The main limitation of the present investigation is that it was observational and not randomized, and thus, an unknown risk factor for mortality might have been unequally distributed between the two groups. Also, we did not identify the factors that influenced the attending physician's delay in administrating appropriate antimicrobial therapy; therefore, we can't exclude the possibility of unmeasured confounding factors. However, the association between early empirical antimicrobial therapy and mortality in patients with sepsis should be investigated in an observational manner, because ethical considerations preclude a prospective randomized trial. In addition, it is unlikely that randomized controlled trials on therapy for infections due to antibiotic-resistant gram-negative bacteremia will be performed in the near future. Although the evidence of a statistical association between initial inappropriate antimicrobial therapy and mortality does not prove causality, our data suggest that mortality in inadequately treated patients can't be attributed to comorbid conditions, the severity of illness, baseline organ dysfunction, or the causative microorganisms alone.
In the present study, the analysis data set did not include very high APACHE II scores (above 25), and only 19% of patients required ICU care. Thus, the results of our study may not be applicable to the critically ill patients who require ICU care. Indeed, there is controversy regarding the impact of inappropriate initial antimicrobial therapy on the outcome of critically ill patients in the ICU setting (2, 7, 17, 23, 24). Further investigations in a larger data set are warranted.

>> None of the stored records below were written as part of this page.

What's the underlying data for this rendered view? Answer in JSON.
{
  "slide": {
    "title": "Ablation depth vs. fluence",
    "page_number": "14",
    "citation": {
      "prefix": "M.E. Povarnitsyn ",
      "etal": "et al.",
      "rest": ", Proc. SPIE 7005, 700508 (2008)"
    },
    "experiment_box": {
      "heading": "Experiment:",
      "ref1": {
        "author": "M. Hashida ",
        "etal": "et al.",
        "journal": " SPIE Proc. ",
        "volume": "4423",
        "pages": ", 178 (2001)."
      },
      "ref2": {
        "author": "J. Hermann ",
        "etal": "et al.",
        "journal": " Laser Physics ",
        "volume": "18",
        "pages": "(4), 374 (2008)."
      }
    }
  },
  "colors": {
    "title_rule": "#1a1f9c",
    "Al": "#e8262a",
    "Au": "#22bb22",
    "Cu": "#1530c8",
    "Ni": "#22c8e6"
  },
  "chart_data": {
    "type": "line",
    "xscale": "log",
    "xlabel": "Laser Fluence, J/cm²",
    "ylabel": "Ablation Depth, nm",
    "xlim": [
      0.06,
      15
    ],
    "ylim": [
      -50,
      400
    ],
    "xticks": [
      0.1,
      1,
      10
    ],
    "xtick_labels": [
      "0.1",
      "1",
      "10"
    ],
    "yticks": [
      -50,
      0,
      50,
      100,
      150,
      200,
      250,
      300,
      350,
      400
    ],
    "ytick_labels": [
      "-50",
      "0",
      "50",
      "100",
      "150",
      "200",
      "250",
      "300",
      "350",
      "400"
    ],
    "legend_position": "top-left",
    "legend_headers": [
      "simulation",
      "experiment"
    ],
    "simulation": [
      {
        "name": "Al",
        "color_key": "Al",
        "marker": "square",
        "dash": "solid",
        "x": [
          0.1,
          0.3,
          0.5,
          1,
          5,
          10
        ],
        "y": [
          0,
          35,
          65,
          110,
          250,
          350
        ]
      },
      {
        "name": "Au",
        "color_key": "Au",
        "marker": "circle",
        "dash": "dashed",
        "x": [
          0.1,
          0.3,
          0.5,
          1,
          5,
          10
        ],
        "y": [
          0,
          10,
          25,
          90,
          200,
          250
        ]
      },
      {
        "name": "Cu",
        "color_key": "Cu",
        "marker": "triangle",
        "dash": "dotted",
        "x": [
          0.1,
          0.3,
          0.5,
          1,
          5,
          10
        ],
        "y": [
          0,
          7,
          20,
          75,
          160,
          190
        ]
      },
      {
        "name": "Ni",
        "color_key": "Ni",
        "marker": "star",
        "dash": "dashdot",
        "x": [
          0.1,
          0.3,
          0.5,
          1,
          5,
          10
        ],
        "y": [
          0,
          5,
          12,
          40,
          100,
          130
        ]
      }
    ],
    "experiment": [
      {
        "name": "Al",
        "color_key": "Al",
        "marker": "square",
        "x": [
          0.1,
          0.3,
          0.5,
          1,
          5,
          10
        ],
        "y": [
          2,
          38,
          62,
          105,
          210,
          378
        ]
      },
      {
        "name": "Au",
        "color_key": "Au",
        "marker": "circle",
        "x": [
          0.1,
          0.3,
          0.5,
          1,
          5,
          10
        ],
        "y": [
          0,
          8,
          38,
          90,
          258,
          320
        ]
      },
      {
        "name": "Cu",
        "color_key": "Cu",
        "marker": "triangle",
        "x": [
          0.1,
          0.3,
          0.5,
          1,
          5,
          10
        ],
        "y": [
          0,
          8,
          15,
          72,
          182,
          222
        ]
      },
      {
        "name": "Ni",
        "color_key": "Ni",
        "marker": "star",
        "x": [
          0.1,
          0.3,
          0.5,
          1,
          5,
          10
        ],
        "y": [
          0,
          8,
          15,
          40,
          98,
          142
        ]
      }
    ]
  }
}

In conclusion, this investigation shows that administration of inappropriate initial antimicrobial therapy might be associated with an adverse outcome in those patients with antibiotic-resistant gram-negative bacteremia. In particular, in patients with a high-risk source of bacteremia such as lung, peritoneum, or an unknown source, inappropriate initial antimicrobial therapy had an independent adverse effect on the outcome of patients after adjusting for a large number of potential confounders.